Baby Bear: Seeking a Just Right Rating Scale for Scalar Annotations
This work addresses the challenge of scalable and cost-effective annotation for tasks like sentiment analysis and dialogue evaluation, though it is incremental in optimizing existing annotation approaches.
The researchers tackled the problem of efficiently assigning scalar ratings to large datasets by comparing iterative Best-Worst Scaling (IBWS) with direct assessment methods, finding that certain direct methods achieve high correlation (e.g., 0.95) with IBWS at lower cost.
Our goal is a mechanism for efficiently assigning scalar ratings to each of a large set of elements. For example, "what percent positive or negative is this product review?" When sample sizes are small, prior work has advocated for methods such as Best Worst Scaling (BWS) as being more robust than direct ordinal annotation ("Likert scales").
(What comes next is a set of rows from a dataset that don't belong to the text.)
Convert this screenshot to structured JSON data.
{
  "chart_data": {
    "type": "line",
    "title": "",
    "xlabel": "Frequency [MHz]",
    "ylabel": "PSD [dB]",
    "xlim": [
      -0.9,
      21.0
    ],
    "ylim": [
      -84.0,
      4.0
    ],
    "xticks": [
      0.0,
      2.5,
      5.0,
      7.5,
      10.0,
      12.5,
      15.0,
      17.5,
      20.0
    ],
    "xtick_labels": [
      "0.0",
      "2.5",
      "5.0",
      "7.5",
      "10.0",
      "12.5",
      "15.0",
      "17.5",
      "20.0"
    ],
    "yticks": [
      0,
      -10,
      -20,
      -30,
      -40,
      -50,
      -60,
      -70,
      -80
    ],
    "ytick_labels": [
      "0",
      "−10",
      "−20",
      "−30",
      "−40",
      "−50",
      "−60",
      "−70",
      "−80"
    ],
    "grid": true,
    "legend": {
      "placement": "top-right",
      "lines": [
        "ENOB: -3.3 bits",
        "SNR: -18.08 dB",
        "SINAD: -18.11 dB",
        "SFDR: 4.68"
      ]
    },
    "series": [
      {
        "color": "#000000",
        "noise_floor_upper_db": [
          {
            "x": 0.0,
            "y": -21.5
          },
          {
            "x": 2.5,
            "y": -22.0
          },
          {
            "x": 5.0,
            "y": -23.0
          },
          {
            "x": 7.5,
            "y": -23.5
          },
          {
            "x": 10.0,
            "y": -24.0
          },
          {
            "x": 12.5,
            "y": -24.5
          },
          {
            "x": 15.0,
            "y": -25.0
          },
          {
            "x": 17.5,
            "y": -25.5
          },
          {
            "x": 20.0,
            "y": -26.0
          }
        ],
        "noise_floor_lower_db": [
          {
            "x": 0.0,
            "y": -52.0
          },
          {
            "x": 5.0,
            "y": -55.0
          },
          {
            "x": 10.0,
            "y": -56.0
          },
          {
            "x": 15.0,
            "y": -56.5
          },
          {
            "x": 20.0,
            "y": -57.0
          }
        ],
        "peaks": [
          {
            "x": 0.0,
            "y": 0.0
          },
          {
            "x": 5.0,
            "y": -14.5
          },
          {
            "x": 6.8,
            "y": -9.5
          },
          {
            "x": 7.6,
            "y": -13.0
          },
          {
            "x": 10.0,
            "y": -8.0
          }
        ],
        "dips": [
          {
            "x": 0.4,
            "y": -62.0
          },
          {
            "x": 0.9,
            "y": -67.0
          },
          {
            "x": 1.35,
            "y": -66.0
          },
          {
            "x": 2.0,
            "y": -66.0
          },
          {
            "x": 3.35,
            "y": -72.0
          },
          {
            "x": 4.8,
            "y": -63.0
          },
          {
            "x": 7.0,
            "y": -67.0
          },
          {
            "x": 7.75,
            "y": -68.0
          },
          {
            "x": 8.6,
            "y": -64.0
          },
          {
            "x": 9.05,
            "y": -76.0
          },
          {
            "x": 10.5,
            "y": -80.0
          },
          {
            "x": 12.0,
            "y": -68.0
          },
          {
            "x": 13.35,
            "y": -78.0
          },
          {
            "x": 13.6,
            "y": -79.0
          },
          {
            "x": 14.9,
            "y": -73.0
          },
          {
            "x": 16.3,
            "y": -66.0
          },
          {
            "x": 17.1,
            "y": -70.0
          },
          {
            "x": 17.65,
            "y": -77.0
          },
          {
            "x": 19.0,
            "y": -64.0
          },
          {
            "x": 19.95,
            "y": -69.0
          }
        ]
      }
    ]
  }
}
Here we first introduce IBWS, which iteratively collects annotations through Best-Worst Scaling, resulting in robustly ranked crowd-sourced data. While effective, IBWS is too expensive for large-scale tasks. Using the results of IBWS as a best-desired outcome, we evaluate various direct assessment methods to determine what is both cost-efficient and best correlating to a large scale BWS annotation strategy. Finally, we illustrate in the domains of dialogue and sentiment how these annotations can support robust learning-to-rank models.